A poorly fitting saddle can cause visible problems. Think of abrasions and pressure sores, swelling or even open wounds. But all kinds of problems can also arise under the skin, something that may not be immediately visible to everyone. For example, horses may experience back pain. Because the saddle does not fit properly, too much pressure may be put on certain muscles in the back, causing pain. Because of this pain, the horse will not be able to use its body properly, rather it may push its back away or, for example, push its nose in the air. Muscular atrophy may also develop, a condition in which muscles decrease and become weaker.
In addition, it may manifest itself in lameness. For example, research has been conducted into the relationship between saddles that slide (to the left or right) and lameness. A total of 506 working sport horses were looked at. Of these, 46% had been shown to be lame or to have a stiff canter. In 12% of these cases, the horses had a saddle that moved. Lameness was mainly in the hind legs. The researcher says, “Given these figures, horses with hind leg lameness and irregular gaits are over 50 times more likely to have a saddle that slides compared to other horses.”
The moment a horse is in pain somewhere in its body, it cannot tell us in words. Horses, on the other hand, express their pain with body language and behaviour. Various behavioural challenges may arise from a poorly fitting saddle. These may be ridden, such as bucking, rearing, balking or, for example, stopping at fences. You may see that the horse has trouble with collection and bend in its body, because the saddle hurts or restricts its freedom of movement. It is also possible that the horse already shows behaviour when saddling and girthing up, such as biting or girth sourness.

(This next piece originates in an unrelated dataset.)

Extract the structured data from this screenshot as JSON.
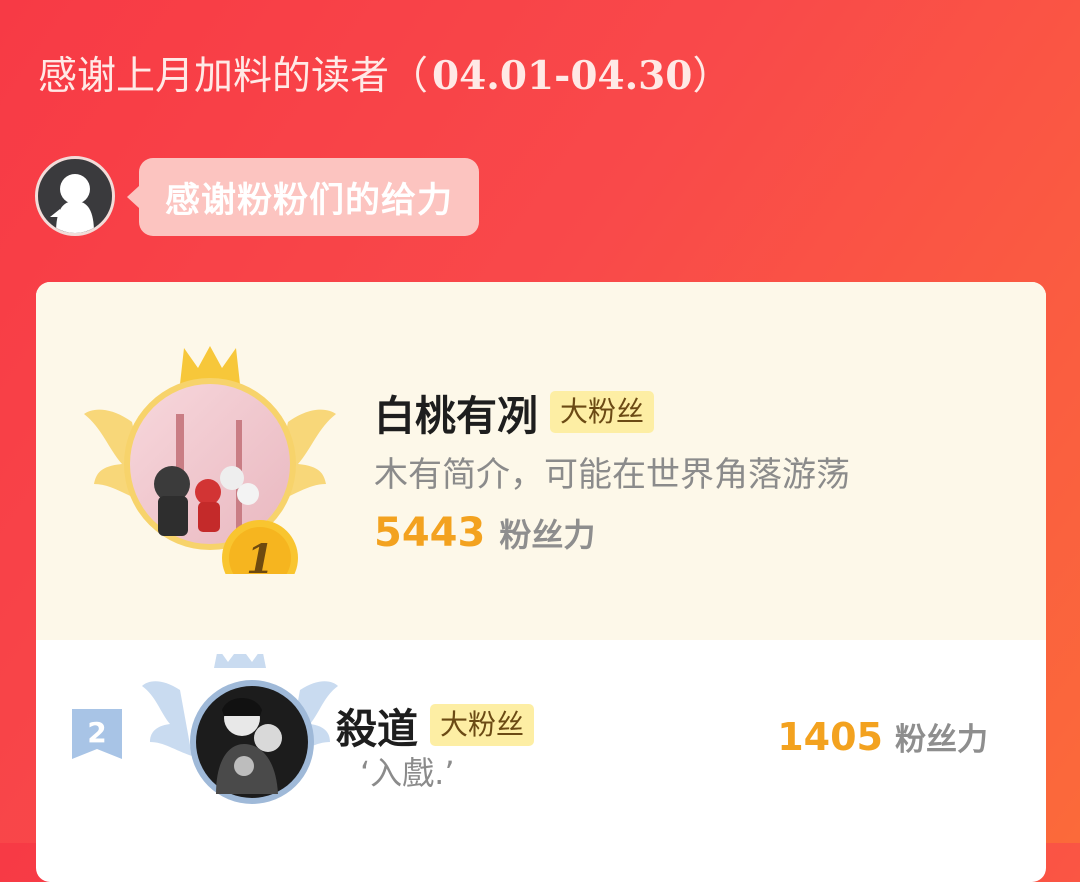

As soon as your horse shows this behaviour in saddling and/or riding, you should immediately ask yourself if this could be a physical issue and if your tack is in order. Have your horse’s back checked by a specialist (such as a chiropractor or osteopath) to treat any physical problems. Have them, or another (saddle) specialist, also look at the saddle immediately. If the saddle does indeed not fit properly, it is important to find out whether you can have the current saddle adjusted or whether you need a new saddle
Tips for checking your saddle
There are a number of points where you can see whether your saddle fits properly or not, but this also shows in the behaviour of the horse. If you suspect that the saddle does not fit properly, or if you are unsure, always have it checked by a specialist saddler. When checking the saddle, make sure your horse is standing square so that you get a good image.
Location: The saddle must be in balance, so it does not tip forwards or backwards. It should also not be too far forward over the shoulders, which can hinder the movement of the shoulders. Also look at the back and front of the horse to make sure the saddle does not slide to the left or right.
Length: The saddle should not protrude further than the 18th (last) rib of the horse, this is at the transition to the loins.
Tree: A well-fitting saddle tree gives the shoulders freedom of movement, follows the shape of the back evenly everywhere and gives the withers sufficient freedom. The moment the tree is too narrow, the saddle will tend to tip backwards. With a tree that is too wide, the saddle will just tip forward. Also check if there is still enough wither space while you are on your horse, you should be able to fit 2 to 3 fingers between the withers and the saddle.
Gullet: There should be enough space for the spine to keep it free from pressure. If you can see under the saddle all the way through, the spine should have enough freedom of movement.
Panels: The panels should not be filled too hard, you should still be able to press them with your thumb. In addition, it must be free of lumps and bumps, as this can cause hotspots. When the saddle is on the horse, the panels should give even pressure everywhere. You can check this by sliding your hand under the saddle. Do you feel more pressure in one place than in another? Then the pressure is not evenly distributed.